Learning from Private Equity – Marketing Society Conference part 1
This is the first of four posts on brand leadership stories from last week's Marketing Society Conference. After a slightly shaky start (the CEO of The Futures Company telling us you can't forecast the future?!), it turned into a cracking day, with some brilliant case studies.
The first post is on "Learning from Private Equity", based on an interview with Martin Glenn, CEO of Birds Eye, and Damon Buffini, Head of Permira, the private equity owners of Birds Eye.
This was a great quote from Martin. His point was that companies get comfortable and do things in a certain way because… that's the way they have always done things. Achieving growth normally means forcing and cajoling people to change. As he said, "This needs insight, creativity and courage." And I think the last of these, courage, is the one that sets apart the really successful people.
As one of my INSEAD professors said, "There is only one person who likes change. A wet baby."
2. "Marketing is not about giving consumers what they want, but rather what they value"
Another Glenn gem that rightfully kicks into touch the idea that marketing is about understanding and satisfying consumer needs. As consumers, we all want the best possible product at the lowest price. Marketing is figuring out what people really value, and what they don't. And then creating a business model to deliver this.
A good example is the work Tom Allchurch is leading at Bigham's, a food brand I posted on here. He is working on re-engineering the packaging of some of his products to cut costs, but in a way that won't make the offer less appealing. For example, by changing suppliers, or using lighter enamel ramekins for the pies.
3. "Today its not the big eating the small. Its the fast eating the slow".
This was Damien's point. I've heard it a lot in the internet world. But interesting to hear him say its also important in the consumer goods world. The rate of innovation has increased, both from branded competitors and retailer own label. And the time it takes many big companies to get anything out the door is still scary. More on this in the next post on Reckitt Benkiser, one company who do recognize the need for speed.

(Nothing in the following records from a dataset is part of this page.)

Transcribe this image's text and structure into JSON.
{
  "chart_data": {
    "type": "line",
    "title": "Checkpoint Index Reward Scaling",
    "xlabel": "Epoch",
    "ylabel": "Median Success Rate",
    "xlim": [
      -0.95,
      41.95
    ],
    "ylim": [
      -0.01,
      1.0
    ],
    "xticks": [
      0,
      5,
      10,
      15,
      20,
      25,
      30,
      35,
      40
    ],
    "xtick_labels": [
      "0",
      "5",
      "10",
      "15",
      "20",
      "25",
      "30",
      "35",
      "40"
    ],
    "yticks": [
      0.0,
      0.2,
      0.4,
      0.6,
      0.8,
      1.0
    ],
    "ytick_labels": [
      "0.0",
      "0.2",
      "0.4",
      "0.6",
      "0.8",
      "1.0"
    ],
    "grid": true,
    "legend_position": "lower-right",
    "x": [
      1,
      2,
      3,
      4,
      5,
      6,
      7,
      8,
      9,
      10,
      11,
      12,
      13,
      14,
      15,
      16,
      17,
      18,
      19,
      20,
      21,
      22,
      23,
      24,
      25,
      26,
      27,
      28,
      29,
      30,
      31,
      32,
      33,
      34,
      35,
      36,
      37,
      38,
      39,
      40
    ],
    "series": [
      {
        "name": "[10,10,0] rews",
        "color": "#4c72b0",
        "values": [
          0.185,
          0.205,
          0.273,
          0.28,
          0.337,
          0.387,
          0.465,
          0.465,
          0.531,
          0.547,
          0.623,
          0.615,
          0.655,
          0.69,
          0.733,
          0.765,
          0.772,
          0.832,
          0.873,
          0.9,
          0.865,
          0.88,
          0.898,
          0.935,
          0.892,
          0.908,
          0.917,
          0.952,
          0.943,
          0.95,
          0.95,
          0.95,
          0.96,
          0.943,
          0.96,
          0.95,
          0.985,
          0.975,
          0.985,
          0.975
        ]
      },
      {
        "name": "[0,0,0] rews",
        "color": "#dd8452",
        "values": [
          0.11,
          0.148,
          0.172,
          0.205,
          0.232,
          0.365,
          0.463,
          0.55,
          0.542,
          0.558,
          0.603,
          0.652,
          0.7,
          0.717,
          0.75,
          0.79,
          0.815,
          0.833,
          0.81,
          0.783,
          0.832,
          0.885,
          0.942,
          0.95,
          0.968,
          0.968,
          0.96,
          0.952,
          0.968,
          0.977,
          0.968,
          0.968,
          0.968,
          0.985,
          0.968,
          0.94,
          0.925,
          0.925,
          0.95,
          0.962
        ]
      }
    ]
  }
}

4. "Turning spending from general to specific"
This was Damien's response when asked the old favourite about private equity firms raping the companies they buy by cutting marketing spend. And its spot on. What he forces companies to do is to stop general marketing spending, and re-focus it on the things that, as we say, "SMS" – sell more stuff.
One example is moving from fancy brand "theme" advertising to communication that builds the brand and the business at the same time, as I recently posted on here.
5. Execution is key
Martin's final advice was to start your marketing life in sales, so you learn how to "turn a great idea into a great programme." Martin used to lead marketing at Walkers, who are grand masters at really activating and amplifying in store great brand ideas, such as their Brit Trips promotion. As Martin says, "An average programme brilliantly executed will always beat a brilliant programme poorly executed".
In conclusion, learning from private equity means being brave enough to drive change, re-focusing marketing on stuff that helps you sell more stuff and remembering that excellent execution is as important as smart strategy.